Si l'avènement des établissements McDonald's ou Starbucks semble encore lointain pour Cuba, l'île connaît un fort regain d'intérêt parmi les voyageurs américains depuis l'annonce surprise d'un rapprochement historique entre La Havane et Washington.

«Cuba est à la mode aux États-Unis parce que les gens ne la connaissent pas», explique à l'AFP Walton, un retraité américain rencontré dans la vieille Havane. Selon ce professeur à la retraite du New Jersey, se rendre à Cuba revient à «effectuer un voyage 50 ans en arrière».

Walton fait partie des quelques poignées de privilégiés à bénéficier d'un laissez-passer pour visiter l'île fermée aux touristes américains du fait d'un embargo.
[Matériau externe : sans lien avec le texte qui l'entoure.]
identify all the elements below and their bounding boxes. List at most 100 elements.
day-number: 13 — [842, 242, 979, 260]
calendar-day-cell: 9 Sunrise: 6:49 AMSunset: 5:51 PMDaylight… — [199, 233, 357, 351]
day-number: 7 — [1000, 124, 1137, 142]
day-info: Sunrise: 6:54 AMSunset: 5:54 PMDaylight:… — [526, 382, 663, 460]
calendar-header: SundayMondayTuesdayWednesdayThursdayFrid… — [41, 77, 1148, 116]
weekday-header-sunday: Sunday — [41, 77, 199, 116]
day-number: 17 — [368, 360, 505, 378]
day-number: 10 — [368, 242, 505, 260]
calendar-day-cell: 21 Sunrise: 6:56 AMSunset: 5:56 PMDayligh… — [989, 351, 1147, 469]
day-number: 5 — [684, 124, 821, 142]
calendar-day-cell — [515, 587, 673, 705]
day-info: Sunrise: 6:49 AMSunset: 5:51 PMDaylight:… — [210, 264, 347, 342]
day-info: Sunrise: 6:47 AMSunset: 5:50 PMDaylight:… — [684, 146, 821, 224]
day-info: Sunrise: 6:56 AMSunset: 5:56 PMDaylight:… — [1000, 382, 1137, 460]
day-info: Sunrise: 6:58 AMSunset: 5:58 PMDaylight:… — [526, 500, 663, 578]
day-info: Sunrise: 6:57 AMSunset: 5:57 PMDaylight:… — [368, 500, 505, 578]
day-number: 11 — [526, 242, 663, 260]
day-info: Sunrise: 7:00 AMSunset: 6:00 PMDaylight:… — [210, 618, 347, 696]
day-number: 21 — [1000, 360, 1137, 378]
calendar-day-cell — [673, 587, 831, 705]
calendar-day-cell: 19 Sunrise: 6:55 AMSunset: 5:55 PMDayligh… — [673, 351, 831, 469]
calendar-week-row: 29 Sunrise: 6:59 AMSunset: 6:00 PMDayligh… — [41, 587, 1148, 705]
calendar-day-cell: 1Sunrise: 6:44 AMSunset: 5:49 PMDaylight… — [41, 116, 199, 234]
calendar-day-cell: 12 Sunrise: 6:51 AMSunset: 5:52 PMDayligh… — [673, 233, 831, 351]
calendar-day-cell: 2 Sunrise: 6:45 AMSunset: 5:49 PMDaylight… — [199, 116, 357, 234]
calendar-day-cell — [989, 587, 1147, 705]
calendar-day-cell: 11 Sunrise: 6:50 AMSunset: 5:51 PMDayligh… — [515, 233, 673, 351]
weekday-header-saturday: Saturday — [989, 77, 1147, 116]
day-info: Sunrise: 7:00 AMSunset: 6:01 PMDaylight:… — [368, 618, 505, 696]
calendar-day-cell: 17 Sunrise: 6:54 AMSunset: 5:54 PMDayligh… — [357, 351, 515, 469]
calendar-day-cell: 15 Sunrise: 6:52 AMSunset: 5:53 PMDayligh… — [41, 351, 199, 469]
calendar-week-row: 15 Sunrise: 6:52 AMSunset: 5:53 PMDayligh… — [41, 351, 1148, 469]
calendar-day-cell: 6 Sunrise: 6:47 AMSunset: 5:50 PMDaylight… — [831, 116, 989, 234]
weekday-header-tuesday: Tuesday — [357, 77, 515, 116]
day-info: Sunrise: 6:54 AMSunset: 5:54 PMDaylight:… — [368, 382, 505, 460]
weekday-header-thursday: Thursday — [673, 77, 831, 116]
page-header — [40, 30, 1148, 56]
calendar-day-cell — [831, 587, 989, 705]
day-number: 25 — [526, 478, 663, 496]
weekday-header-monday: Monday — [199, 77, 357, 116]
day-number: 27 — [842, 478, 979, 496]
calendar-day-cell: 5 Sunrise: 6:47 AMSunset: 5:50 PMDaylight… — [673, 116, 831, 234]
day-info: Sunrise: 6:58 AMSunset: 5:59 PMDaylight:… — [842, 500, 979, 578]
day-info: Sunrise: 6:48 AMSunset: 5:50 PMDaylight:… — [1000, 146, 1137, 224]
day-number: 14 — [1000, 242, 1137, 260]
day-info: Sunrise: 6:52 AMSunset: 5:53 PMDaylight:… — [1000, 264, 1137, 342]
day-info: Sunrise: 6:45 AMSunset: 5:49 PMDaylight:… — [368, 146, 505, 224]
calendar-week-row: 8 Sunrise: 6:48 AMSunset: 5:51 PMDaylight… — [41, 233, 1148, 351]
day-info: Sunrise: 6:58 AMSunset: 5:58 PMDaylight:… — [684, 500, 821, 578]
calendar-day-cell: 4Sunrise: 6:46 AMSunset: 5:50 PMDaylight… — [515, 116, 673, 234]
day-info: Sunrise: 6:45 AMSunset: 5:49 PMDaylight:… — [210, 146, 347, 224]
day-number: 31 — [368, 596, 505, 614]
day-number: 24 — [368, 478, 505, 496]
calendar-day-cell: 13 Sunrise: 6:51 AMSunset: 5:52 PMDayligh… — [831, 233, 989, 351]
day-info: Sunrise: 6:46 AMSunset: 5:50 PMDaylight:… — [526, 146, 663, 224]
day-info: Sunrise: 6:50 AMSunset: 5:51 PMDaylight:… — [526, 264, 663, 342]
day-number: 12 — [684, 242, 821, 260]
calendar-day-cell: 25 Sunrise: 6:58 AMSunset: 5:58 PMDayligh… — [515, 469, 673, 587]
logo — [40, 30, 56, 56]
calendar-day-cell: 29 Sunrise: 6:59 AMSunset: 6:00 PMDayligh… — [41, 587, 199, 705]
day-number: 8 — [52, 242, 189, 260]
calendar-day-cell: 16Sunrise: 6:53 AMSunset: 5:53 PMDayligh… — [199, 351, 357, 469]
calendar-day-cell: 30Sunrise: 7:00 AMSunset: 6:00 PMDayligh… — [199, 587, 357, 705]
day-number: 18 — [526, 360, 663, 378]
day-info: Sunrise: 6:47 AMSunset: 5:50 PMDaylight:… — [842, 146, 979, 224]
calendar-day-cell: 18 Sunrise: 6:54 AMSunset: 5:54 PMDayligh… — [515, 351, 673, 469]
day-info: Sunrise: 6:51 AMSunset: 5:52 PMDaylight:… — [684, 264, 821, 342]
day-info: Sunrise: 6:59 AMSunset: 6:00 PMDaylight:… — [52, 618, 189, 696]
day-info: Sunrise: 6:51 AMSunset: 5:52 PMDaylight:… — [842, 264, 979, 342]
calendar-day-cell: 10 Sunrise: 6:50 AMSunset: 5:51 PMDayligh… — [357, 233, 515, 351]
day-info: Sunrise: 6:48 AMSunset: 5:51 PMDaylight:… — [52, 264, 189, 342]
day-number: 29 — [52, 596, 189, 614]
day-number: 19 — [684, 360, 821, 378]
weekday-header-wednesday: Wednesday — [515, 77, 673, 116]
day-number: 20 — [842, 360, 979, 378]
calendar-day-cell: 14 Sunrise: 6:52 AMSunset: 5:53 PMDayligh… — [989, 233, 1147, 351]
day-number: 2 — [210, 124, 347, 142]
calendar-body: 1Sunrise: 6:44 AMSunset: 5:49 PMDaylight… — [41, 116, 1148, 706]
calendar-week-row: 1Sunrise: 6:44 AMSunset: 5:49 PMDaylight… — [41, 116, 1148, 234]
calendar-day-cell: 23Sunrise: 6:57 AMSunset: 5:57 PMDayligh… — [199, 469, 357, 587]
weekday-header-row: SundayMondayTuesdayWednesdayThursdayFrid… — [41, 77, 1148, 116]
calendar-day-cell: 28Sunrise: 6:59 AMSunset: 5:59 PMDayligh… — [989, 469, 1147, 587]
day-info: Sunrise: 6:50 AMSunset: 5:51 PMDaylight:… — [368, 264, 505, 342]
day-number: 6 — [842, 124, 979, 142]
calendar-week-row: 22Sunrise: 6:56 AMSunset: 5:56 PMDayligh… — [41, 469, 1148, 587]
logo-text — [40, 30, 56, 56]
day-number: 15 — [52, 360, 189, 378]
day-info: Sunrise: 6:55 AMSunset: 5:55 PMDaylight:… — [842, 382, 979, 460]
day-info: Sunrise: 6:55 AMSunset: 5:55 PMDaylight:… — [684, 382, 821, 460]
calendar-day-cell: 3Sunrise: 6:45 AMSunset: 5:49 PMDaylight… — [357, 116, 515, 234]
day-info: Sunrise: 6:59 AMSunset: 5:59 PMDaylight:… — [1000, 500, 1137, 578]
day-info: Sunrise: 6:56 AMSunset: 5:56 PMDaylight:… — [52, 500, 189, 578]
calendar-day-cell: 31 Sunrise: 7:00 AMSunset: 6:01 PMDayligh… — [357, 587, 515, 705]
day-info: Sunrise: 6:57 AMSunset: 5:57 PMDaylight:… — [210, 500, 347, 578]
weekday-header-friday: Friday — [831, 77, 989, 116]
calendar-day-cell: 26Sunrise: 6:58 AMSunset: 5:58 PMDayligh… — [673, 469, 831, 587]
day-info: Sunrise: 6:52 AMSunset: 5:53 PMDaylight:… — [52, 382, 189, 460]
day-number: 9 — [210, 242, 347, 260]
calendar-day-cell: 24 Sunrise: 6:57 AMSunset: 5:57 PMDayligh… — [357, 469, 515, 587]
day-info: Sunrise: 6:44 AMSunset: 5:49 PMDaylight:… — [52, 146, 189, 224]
À l'exception des visites familiales, seuls les voyages à finalité éducative, religieuse, sportive ou artistique sont autorisés par Washington.

Mais depuis l'annonce surprise d'un début de normalisation entre les ennemis de la guerre froide, la présence des «Yumas», comme les surnomment les Cubains, se fait plus visible sur l'île. Chacun souhaitant avoir la primeur de goûter à ce fruit cubain longtemps défendu.

«Aux États-Unis, les gens sentent que dès que cela s'ouvrira davantage (...) il y aura de plus en plus de touristes», reconnaît Larry, autre retraité ayant bénéficié d'un visa «éducatif» d'une semaine.

L'embargo maintenu contre l'île depuis 1962 interdit aux Américains de se rendre à Cuba en tant que simples touristes, mais les restrictions pesant sur les 12 catégories autorisées ont été récemment assouplies par Washington, provoquant un afflux notable de visiteurs.

«Nous commençons à voir nos chiffres estivaux progresser significativement par rapport à l'an dernier», confirme à l'AFP Tom Popper, président d'InsightCuba, une entreprise basée à New York qui propose depuis 15 ans des voyages dans l'île.

Chaque année, cette agence spécialisée permet à de 3000 à 5000 Américains de découvrir Cuba. Des chiffres que M. Popper espère «doubler, voire tripler», en 2015.

Un tourisme américain décuplé? 

«Pour la prochaine saison haute (décembre-mai, NDLR), l'intérêt est énorme, les manifestations d'intérêt auprès de nos agences ont triplé ou quadruplé», explique de son côté Alina Fernandez, présidente de l'agence Cuba Travel USA, qui a pu affréter en mars le premier vol La Nouvelle Orléans-La Havane depuis 1958.

Selon celle-ci, le chiffre de 100 000 Américains qui visitent l'île chaque année pourrait progresser de 30 à 50% en 2015, même si Mme Fernandez déplore l'insuffisance des capacités hôtelières d'une île qui accueille pourtant trois millions de touristes par an.

D'après certains experts, la levée de l'embargo provoquerait un décuplement de visiteurs américains à Cuba, notamment avec les nombreux bateaux de croisière qui sillonnent en permanence les eaux claires des Caraïbes.

Si ce nouvel afflux ne semble pas affoler la plupart des Cubains, qui n'entretiennent généralement aucune animosité à l'endroit de leurs voisins du Nord, cette clientèle réputée généreuse ravit les professionnels du tourisme.

«Le tourisme américain est le meilleur du monde. Les Américains sont les meilleurs au moment de donner des pourboires», s'enthousiasme notamment Victor Hugo Felipe, propriétaire du restaurant Kilómetro 0 dans la capitale cubaine.

Le rapprochement historique annoncé mi-décembre entre les États-Unis et Cuba semble aussi avoir un impact sur le tourisme provenant d'autres pays, et d'Europe notamment.

Cette année, le pays a atteint le million de touristes en mars, du jamais vu auparavant, avec une progression estimée de 14% par rapport aux trois premiers mois de 2014.

Au premier rang des visiteurs en forte croissance figurent évidemment les Américains (+29,5%), mais aussi les Britanniques (+30,6%), les Allemands (+23,3%) et les Français (+22,8%).

Johan Dorssemont, directeur à La Havane de l'agence belge Transnico Internacional, explique à l'AFP que ce regain d'intérêt européen provient d'une stratégie commerciale efficace mettant en avant l'urgence de visiter Cuba.

«Parce que quand les Américains vont arriver, tout va changer, ils vont ouvrir des McDonald's où ils veulent.»

En attendant, le rapprochement est en marche et pourrait s'accélérer à la fin de cette semaine avec une rencontre très attendue entre les présidents Barack Obama et Raul Castro lors du Sommet des Amériques au Panama.